Pontos do Acordo com o padre
- Leitura e produção de resenhas manuscritas das obras A Justiça e a Mulher Negra (Lívia Santana) e Cultos Afro-Paraibanos (Valdir Lima), preferencialmente capítulo a capítulo, para garantir compreensão geral;
- Produção de resenha manuscrita do documentário Obatalá, o Pai da Criação;
- Cumprimento de 60 horas de cursos sobre intolerância religiosa, com certificados válidos, podendo somar diferentes cursos, inclusive na modalidade EAD com controle de presença;
- Até o fim de junho, é obrigatório entregar as 3 resenhas manuscritas e no mínimo 20 horas certificadas de cursos;
- Pagamento de R$ 4.863,00, em até 5 dias, via Pix para a Associação de Apoio aos Assentamentos e Comunidades Afrodescendentes (AACADE);
- Participação obrigatória em ato inter-religioso com presença de diferentes religiões e familiares de Gilberto Gil. Danilo deve comparecer e articular previamente sua participação com a Procuradora da República.
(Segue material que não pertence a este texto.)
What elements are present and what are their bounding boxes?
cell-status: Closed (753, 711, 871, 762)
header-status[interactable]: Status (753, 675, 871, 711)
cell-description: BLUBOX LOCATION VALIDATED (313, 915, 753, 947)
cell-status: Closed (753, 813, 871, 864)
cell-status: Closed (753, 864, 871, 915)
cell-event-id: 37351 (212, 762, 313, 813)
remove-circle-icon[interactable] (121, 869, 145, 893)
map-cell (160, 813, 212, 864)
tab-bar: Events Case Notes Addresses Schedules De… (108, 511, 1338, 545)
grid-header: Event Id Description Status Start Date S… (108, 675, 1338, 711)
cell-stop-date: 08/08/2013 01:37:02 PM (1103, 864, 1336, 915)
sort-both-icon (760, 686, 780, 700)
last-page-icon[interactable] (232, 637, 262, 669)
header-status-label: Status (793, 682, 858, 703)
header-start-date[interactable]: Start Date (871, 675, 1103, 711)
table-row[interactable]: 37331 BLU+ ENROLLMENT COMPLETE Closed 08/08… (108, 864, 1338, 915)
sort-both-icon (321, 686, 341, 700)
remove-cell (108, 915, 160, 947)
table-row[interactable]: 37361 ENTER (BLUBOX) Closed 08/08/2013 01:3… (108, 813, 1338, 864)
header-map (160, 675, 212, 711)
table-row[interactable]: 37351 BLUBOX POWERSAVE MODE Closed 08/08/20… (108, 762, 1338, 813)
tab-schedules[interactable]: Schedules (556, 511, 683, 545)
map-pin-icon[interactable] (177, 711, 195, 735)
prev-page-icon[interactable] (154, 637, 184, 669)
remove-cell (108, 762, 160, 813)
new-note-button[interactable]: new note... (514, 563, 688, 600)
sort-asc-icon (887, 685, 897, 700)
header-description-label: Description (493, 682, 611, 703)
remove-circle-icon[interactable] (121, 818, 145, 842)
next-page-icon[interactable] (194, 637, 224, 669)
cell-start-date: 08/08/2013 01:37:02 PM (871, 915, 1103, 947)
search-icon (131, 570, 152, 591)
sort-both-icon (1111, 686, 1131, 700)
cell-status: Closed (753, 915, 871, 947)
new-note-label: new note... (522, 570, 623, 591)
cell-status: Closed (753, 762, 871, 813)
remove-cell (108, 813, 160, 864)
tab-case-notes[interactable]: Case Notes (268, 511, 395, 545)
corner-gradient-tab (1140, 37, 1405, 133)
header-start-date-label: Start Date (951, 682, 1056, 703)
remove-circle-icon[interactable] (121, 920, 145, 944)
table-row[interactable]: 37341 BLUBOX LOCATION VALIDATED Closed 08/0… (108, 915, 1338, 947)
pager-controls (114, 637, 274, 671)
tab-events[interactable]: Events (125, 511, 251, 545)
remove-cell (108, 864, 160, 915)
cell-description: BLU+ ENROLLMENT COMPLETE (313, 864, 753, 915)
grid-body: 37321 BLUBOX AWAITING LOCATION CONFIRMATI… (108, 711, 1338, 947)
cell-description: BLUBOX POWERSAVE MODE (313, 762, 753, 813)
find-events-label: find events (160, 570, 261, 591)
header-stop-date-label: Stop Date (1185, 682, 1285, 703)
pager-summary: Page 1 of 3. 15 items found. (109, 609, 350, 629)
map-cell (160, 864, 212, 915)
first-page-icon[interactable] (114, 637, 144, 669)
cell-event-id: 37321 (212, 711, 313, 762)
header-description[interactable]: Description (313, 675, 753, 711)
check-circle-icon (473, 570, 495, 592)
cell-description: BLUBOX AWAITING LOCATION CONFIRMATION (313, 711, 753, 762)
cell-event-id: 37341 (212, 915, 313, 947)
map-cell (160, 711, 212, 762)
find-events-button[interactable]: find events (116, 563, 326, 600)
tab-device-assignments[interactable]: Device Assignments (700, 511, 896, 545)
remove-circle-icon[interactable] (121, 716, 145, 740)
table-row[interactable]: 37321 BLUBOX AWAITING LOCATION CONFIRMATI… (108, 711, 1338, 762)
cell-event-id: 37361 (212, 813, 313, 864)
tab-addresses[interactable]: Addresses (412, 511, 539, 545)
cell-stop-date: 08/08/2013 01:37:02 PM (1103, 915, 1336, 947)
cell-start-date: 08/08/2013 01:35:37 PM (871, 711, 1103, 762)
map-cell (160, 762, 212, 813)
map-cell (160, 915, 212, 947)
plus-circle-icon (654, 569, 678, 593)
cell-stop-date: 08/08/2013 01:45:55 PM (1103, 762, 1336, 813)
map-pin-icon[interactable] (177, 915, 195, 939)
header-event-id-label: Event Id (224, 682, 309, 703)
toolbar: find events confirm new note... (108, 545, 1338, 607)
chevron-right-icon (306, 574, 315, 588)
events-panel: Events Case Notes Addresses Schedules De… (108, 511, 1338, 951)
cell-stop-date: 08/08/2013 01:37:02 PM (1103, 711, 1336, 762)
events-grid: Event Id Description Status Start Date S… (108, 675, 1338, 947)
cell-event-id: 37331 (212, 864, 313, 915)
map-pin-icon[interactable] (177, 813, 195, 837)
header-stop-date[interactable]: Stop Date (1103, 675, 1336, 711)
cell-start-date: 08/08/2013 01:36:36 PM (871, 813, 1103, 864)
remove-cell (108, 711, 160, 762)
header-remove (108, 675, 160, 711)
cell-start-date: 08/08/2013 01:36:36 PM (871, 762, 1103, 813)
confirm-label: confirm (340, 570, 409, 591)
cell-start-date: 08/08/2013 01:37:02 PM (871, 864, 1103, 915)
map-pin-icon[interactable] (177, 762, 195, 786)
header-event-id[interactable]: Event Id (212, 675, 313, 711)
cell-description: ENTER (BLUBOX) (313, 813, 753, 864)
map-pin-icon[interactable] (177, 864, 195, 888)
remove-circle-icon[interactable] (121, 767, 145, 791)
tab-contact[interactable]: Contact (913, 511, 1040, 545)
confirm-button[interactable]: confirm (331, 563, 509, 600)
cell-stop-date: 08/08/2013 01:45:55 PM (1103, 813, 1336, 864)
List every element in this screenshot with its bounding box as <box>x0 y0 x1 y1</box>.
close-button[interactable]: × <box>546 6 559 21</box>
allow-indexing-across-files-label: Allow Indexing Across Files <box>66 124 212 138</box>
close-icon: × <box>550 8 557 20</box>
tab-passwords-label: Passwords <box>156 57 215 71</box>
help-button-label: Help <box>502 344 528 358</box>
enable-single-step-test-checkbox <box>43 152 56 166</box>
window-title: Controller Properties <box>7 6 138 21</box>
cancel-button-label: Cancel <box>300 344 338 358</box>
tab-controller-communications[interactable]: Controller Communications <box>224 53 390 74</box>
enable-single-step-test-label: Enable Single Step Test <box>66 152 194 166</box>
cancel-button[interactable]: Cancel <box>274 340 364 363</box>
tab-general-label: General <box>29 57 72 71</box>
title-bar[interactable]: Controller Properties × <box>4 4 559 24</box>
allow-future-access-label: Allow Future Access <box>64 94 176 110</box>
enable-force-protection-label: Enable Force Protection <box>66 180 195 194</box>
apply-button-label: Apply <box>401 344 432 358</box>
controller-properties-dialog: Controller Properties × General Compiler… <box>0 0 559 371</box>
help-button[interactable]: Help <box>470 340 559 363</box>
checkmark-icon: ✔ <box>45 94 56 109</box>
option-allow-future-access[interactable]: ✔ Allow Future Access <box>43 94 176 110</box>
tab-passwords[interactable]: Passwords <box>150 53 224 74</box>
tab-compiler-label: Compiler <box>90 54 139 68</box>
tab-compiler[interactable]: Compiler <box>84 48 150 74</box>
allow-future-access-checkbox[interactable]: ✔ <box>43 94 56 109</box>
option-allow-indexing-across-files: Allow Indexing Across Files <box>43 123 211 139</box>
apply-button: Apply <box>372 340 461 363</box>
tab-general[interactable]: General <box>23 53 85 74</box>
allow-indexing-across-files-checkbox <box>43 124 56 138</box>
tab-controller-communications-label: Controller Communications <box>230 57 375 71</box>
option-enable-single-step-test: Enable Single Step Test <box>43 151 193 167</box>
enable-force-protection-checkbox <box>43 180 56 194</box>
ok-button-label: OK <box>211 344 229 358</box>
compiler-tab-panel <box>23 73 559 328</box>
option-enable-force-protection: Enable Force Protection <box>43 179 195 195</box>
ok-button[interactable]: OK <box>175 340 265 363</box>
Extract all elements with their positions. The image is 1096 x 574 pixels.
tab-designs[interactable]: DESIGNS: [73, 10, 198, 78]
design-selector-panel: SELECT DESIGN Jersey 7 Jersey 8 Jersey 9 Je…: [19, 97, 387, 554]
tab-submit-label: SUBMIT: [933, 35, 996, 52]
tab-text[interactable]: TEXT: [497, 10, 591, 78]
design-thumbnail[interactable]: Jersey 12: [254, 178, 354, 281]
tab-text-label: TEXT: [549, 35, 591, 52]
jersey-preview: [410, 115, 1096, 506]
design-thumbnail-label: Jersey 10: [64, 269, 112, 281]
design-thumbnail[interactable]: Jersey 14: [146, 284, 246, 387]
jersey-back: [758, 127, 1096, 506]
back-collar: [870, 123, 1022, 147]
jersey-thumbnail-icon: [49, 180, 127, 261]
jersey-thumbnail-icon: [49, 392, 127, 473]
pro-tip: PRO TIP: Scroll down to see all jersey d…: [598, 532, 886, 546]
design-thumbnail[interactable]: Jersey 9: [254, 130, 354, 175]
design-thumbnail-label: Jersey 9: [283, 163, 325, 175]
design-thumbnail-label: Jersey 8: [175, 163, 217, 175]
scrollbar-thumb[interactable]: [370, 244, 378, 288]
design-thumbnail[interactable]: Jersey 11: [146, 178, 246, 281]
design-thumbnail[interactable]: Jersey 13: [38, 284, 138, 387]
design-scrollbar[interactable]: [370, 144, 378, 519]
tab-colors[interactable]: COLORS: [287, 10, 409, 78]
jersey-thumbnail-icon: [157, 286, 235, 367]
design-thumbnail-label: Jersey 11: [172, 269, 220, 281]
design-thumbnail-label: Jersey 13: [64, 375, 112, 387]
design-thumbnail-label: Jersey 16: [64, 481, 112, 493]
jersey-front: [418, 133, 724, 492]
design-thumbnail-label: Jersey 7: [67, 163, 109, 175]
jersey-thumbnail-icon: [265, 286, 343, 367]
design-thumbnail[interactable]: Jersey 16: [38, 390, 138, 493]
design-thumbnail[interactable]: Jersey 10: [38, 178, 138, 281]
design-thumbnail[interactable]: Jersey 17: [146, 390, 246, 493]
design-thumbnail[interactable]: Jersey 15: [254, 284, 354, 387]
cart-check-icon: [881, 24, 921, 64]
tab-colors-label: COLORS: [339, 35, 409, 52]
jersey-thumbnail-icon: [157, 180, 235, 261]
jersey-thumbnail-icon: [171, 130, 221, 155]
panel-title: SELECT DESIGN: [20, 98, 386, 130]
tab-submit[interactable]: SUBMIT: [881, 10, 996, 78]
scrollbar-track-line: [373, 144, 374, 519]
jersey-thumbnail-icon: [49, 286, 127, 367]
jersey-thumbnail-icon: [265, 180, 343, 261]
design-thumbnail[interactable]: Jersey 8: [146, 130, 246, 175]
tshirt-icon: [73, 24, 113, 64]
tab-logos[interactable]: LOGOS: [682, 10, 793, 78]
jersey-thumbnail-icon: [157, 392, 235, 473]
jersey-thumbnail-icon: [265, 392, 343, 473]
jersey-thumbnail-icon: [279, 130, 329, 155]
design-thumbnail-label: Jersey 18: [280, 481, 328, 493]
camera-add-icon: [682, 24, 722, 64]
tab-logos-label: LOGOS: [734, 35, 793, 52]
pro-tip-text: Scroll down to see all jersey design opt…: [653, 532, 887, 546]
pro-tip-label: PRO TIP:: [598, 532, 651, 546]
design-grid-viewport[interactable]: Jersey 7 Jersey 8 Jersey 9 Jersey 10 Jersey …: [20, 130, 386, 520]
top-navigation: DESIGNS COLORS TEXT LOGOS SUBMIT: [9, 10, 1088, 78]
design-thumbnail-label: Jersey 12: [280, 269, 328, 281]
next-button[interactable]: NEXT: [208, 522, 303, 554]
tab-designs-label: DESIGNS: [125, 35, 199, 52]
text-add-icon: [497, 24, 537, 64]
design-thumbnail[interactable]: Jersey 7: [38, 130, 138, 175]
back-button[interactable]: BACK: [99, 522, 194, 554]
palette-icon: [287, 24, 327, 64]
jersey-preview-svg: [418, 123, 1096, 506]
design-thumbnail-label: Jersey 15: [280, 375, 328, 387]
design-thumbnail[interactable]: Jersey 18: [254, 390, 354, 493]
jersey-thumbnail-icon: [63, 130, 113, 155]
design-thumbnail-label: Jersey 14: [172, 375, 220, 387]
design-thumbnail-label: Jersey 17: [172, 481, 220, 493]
Acordo de não persecução penal
Segundo o Superior tribunal de Justiça (STJ) uma das principais inovações inseridas no Código de Processo Penal (CPP) pela Lei 13.964/2019 (Pacote Anticrime), o acordo de não persecução penal pode ser definido como uma espécie de negócio jurídico pré-processual entre o Ministério Público (MP) e o investigado, assistido por seu defensor. Nele, as partes negociam cláusulas a serem cumpridas pelo acusado, que, ao final, será favorecido pela extinção da punibilidade.
O acordo está previsto no artigo 28-A do CPP: “Não sendo caso de arquivamento e tendo o investigado confessado formal e circunstancialmente a prática de infração penal sem violência ou grave ameaça e com pena mínima inferior a quatro anos, o Ministério Público poderá propor acordo de não persecução penal, desde que necessário e suficiente para reprovação e prevenção do crime”.